Why Gartner Declared EASM Obsolete Before it Became Mainstream
Hint: EASM by itself is a means, not an end.
In the rapidly evolving landscape of cybersecurity, few innovations have shown as much early promise as External Attack Surface Management (EASM). Its core value proposition the ability to continuously discover, inventory, and monitor all internet-facing assets of an organization was compelling from the start. Yet, despite its utility and adoption across multiple cybersecurity disciplines, Gartner recently declared EASM an obsolete standalone product category. This move, although seemingly abrupt, is a logical evolution in the broader context of how security is practiced and prioritized in today’s threat environment.
What Is EASM?
At its essence, EASM provides organizations with visibility into all externally exposed assets. These can include domains, IPs, cloud resources, and third-party components that attackers might target. In a digital ecosystem marked by distributed operations, third-party services, and shadow IT, this visibility is crucial. EASM is the flashlight that illuminates hidden corners of an organization’s online footprint.
EASM by itself is a means, not an end
However, visibility, while vital, is just a starting point. Knowing what you have doesn’t necessarily equate to knowing what to do with it. This distinction is what ultimately contributed to Gartner’s decision.

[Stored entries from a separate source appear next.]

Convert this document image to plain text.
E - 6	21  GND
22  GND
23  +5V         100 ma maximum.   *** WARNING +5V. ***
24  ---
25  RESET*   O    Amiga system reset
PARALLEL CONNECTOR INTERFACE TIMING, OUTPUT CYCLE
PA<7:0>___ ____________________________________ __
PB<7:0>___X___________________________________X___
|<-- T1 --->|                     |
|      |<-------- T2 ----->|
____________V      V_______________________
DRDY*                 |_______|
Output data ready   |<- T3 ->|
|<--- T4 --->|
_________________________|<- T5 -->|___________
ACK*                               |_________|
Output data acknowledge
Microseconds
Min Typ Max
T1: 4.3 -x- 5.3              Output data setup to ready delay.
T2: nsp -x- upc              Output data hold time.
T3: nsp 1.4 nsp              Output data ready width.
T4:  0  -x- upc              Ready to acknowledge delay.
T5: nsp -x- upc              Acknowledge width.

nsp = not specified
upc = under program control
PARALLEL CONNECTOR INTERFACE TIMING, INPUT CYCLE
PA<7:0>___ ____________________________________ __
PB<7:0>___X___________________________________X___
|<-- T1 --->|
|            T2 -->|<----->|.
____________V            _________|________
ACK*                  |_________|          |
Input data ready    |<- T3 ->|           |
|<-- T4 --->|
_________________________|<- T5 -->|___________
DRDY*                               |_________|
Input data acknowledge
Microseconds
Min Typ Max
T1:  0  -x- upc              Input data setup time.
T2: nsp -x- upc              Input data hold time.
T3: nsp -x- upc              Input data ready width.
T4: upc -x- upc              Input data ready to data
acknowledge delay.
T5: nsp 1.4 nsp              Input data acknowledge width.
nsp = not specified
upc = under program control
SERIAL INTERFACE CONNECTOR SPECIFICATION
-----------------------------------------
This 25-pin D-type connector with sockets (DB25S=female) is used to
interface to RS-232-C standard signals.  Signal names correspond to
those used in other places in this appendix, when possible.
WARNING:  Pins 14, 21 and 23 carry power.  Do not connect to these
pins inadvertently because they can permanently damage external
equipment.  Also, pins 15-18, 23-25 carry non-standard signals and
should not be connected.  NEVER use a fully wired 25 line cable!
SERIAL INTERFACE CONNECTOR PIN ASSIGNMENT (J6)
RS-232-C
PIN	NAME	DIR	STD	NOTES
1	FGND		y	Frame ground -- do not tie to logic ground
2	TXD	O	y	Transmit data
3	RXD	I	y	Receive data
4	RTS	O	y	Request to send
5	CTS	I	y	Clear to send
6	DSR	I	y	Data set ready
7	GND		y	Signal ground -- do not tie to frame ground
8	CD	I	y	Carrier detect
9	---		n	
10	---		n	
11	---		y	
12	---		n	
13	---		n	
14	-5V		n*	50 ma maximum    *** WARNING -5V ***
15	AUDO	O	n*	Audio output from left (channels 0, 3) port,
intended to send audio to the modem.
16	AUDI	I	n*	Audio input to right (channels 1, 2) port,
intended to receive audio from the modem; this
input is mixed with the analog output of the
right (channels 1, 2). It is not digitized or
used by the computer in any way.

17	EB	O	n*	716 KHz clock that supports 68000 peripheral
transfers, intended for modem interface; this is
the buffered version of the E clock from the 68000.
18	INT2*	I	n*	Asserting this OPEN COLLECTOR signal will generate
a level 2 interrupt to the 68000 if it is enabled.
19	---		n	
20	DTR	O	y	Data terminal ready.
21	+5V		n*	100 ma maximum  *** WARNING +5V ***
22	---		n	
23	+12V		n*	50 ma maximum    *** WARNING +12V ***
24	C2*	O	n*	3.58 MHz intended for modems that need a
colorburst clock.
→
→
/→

Why EASM Falls Short as a Standalone Category
The security industry is transitioning away from siloed tools that offer static insights and toward integrated frameworks that enable dynamic, continuous risk mitigation. In this environment, EASM’s utility is not in its standalone form but in how it enables broader cybersecurity objectives. Below, we explore the four primary use cases where EASM continues to deliver value, not on its own, but as a critical input into more comprehensive workflows.
Threat Intelligence Correlation
One of the most impactful uses of EASM is in correlation with threat intelligence feeds. An up-to-date inventory of external assets allows organizations to contextualize external threat data. For instance, if threat intelligence indicates that a certain IP address or domain is being referenced in malicious forums or targeted in exploits, EASM allows security teams to quickly determine whether that IP or domain is part of their organization.
This transforms generic threat data into actionable intelligence. Without EASM, this correlation becomes guesswork. With EASM, organizations can move from generic alerts to targeted responses.
Red Teaming and Penetration Testing
Red teams and ethical hackers rely on accurate reconnaissance to simulate realistic attack scenarios. EASM serves as the first step in this process, offering a comprehensive and up-to-date view of the organization’s digital perimeter.
Once this inventory is established, more sophisticated adversarial simulations can follow, such as exploiting weak configurations, chained vulnerabilities, or exposed credentials. In this way, EASM lays the groundwork for deeper assessments that extend far beyond mere asset discovery.
Inventorying and CMDB Enrichment
IT teams have long struggled with maintaining accurate and current Configuration Management Databases (CMDBs). Traditional CMDBs depend on integrations with internal IT systems, which often miss shadow IT and third-party-managed assets.
EASM complements these systems by identifying unmanaged assets that otherwise fall outside of conventional inventory mechanisms. This enrichment ensures a more holistic view of the IT landscape, reducing blind spots and aiding in compliance, risk management, and operational planning.
External Exposure Management and CTEM
Perhaps the most transformative application of EASM is in the context of External Exposure Management, an approach that aligns closely with Gartner’s own Continuous Threat Exposure Management (CTEM) framework.
In this model, EASM is the discovery phase. From there, organizations assess exposures through security testing, validate exploitability, prioritize remediation efforts, and finally mobilize teams for response. It is a full lifecycle that goes well beyond the boundaries of what EASM alone can achieve.
This shift in focus, from visibility to actionability, from discovery to remediation, is exactly why EASM as a standalone category no longer makes sense. It is not a devaluation but rather an elevation of EASM to a higher strategic tier.
From Standalone Tool to Foundational Capability
Gartner’s decision is not a rejection of EASM’s utility but a recognition of its evolved role. EASM is no longer a niche product; it is a foundational capability that underpins modern cybersecurity frameworks. When embedded into broader practices like CTEM, threat intelligence, red teaming, and CMDB maintenance, EASM becomes exponentially more valuable.
Security today is about context, speed, and continuous improvement. Tools that only show you what you have, without helping you act on that information, are increasingly seen as insufficient. EASM is not obsolete, it has simply grown up.
At IONIX, we embrace this evolution. We see EASM not as the end goal, but as the ignition point for a more proactive, integrated approach to cybersecurity. We welcome Gartner’s reclassification, as it aligns with our vision: enabling organizations to not just see their attack surface, but to understand it, prioritize it, and secure it in a continuous, measurable way.